CQC also discovered that many relatives felt their loved ones were too vulnerable and lacked the mental capacity to make such an important decision (when they were so poorly with coronavirus) and that a DNACPR order should never have been made without their prior input.
Whilst a DNR UK (advance statement) cannot usually be revoked by a person’s family in the UK, when a medical professional is making a decision about a DNR order, a doctor must consult with the patient and close family members.

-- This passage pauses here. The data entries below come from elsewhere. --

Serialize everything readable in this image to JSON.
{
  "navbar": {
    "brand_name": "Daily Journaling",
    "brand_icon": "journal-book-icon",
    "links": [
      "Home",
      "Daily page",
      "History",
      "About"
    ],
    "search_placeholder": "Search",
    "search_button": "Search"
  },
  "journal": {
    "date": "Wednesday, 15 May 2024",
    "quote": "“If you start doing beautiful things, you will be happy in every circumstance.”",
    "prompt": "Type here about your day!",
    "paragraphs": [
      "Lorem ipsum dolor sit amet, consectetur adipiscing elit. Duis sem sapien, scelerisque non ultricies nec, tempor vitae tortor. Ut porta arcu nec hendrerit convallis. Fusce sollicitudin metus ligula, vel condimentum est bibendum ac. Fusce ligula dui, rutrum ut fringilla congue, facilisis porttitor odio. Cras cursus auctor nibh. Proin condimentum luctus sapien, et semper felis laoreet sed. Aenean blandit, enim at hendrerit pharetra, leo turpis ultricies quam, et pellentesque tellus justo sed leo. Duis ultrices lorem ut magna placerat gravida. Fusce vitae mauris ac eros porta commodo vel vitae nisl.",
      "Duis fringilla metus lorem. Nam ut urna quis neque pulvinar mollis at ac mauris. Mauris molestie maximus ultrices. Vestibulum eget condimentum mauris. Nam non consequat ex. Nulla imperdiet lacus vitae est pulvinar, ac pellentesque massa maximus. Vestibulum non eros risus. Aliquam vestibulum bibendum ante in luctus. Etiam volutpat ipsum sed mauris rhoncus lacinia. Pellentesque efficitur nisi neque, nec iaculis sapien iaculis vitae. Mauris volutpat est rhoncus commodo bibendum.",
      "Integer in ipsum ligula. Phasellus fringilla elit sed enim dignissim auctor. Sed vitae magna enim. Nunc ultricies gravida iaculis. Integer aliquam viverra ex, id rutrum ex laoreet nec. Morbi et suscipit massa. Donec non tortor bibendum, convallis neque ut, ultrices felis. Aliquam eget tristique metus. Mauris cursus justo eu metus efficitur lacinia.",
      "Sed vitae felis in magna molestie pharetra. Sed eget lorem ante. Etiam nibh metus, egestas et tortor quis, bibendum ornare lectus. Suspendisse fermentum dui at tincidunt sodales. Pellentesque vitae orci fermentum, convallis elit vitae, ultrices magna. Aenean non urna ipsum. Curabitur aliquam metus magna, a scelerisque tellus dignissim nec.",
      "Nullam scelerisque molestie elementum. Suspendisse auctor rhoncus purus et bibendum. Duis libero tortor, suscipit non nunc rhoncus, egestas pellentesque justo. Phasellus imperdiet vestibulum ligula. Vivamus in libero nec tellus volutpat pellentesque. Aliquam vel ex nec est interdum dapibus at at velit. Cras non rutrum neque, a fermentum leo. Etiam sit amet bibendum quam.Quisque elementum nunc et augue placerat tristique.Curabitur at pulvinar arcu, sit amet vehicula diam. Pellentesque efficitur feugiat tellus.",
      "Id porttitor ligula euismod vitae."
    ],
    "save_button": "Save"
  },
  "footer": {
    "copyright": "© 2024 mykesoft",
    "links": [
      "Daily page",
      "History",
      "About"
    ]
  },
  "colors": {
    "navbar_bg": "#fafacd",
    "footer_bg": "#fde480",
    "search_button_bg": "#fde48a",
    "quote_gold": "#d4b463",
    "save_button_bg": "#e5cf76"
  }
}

However, there was one particular case where a DNR was successfully revoked that was highlighted during a ‘Do not attempt resuscitation orders: guidelines’ parliament debate on 21 July 2021 by Sir David Amess where he stated:
“Another report was of a 76-year-old man being issued a DNAR order following a heart attack, from which he made a full recovery. The order had not been discussed beforehand, but when his wife protested, she was reportedly told to “let him go with dignity.” The situation was only put right after the intervention of a more understanding member of staff and the order was revoked.”
With this in mind, if you become aware that a DNR order has been made for a close relative without your prior consultation and you do not consider this is right, you should complain.
If a doctor or other medical professional fails to consult with a patient or their family, then relatives may be able to make a claim under Article 8 of the European Convention on Human Rights (ECHR) for the “right to life”. (Note: Despite Brexit, the UK is still a participant in ECHR and so this law continues to apply).
Although a family member should be consulted prior to an ‘advance statement’ being made by a health professional, no family member can revoke or have any influence on an ‘Advance Decision to Refuse Treatment’. An advance decision will have been made by a loved one at an earlier date clearly documenting their wishes and is a legally binding document.